Insufficient grounds. The Senators said that Piwowar has made no secret of his dislike of the conflict minerals and pay ratio rules. However, in their view, his personal distaste for a congressional mandate is not sufficient grounds to attempt to weaken an SEC-approved final rule. They also noted that he appears to have undertaken these actions without consulting and seeking the approval of Kara Stein, the only other current SEC Commissioner.

In arguing that Piwowar may have overstepped his authority, the Senators noted that his position as Acting Chair is temporary, and that he was not confirmed by the Senate. Moreover, the SEC has lacked a traditional quorum during Piwowar's entire tenure as Acting Chair because there has only been one additional confirmed commissioner, they pointed out.

Short-term caretaker.
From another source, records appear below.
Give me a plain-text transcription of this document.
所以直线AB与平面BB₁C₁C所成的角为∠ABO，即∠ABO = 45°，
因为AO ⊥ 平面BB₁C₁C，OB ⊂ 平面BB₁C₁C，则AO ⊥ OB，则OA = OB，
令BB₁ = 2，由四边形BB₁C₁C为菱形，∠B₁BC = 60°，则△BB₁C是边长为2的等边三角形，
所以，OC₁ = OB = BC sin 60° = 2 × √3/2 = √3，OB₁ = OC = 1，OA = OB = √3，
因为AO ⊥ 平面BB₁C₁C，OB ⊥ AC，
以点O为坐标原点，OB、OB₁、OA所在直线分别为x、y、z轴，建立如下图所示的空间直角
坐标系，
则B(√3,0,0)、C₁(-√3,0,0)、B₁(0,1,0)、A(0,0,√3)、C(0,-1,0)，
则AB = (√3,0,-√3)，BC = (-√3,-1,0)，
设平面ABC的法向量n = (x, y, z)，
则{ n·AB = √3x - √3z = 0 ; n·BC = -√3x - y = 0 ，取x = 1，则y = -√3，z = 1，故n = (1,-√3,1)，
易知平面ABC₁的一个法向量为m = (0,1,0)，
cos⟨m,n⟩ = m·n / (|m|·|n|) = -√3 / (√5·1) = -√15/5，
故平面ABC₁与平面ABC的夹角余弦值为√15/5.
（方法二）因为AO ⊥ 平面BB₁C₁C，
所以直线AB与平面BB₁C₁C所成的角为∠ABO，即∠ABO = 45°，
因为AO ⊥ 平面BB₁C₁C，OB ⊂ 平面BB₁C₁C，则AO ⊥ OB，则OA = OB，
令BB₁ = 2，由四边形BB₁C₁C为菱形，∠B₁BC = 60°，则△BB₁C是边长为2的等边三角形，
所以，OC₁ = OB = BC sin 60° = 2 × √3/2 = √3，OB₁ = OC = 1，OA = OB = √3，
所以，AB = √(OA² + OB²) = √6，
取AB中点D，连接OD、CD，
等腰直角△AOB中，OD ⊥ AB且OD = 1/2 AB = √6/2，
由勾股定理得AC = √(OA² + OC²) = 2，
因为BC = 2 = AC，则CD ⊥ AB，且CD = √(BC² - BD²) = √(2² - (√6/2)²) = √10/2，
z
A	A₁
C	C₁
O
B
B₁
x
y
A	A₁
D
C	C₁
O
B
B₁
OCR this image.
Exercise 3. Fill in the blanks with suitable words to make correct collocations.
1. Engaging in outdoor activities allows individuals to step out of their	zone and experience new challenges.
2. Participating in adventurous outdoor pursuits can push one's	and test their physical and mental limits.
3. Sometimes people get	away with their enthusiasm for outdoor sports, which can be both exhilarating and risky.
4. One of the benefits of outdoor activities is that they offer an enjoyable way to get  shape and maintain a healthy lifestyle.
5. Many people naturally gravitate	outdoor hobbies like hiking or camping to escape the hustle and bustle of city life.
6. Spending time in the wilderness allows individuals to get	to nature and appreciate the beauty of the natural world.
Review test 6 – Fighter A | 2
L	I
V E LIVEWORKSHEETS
Despite these limitations, the Senators alleged that Piwowar “has decided to jumpstart the deregulatory agenda, freezing unfinished Dodd-Frank requirements and opening the door to scaling back some completed rules he considers politicized.” In their view, this represents a major exertion of authority for a position widely viewed as a short-term caretaker.

Clayton not consulted. The Senators argued that there is no evidence that any of Piwowar’s actions are favored by incoming SEC Chair Jay Clayton. At his confirmation hearing, Clayton testified that he had not been consulted about Piwowar’s change to enforcement policy, did not know enough to determine whether it was appropriate to reopen the pay ratio rule, and had no specific plans to revisit any Dodd-Frank rules.

The Senators asked the SEC Inspector General to conduct an investigation into Piwowar’s decisions regarding conflict minerals, the pay ratio rule and enforcement powers to determine whether they are legally permissible and in keeping with the SEC’s core mission. They asked the Inspector General to examine, among other issues, whether Piwowar provided a valid substantive justification for the changes, whether he provided adequate public notice and comment periods, and whether he is carrying out the actions at his own initiative or in consultation with other affected parties.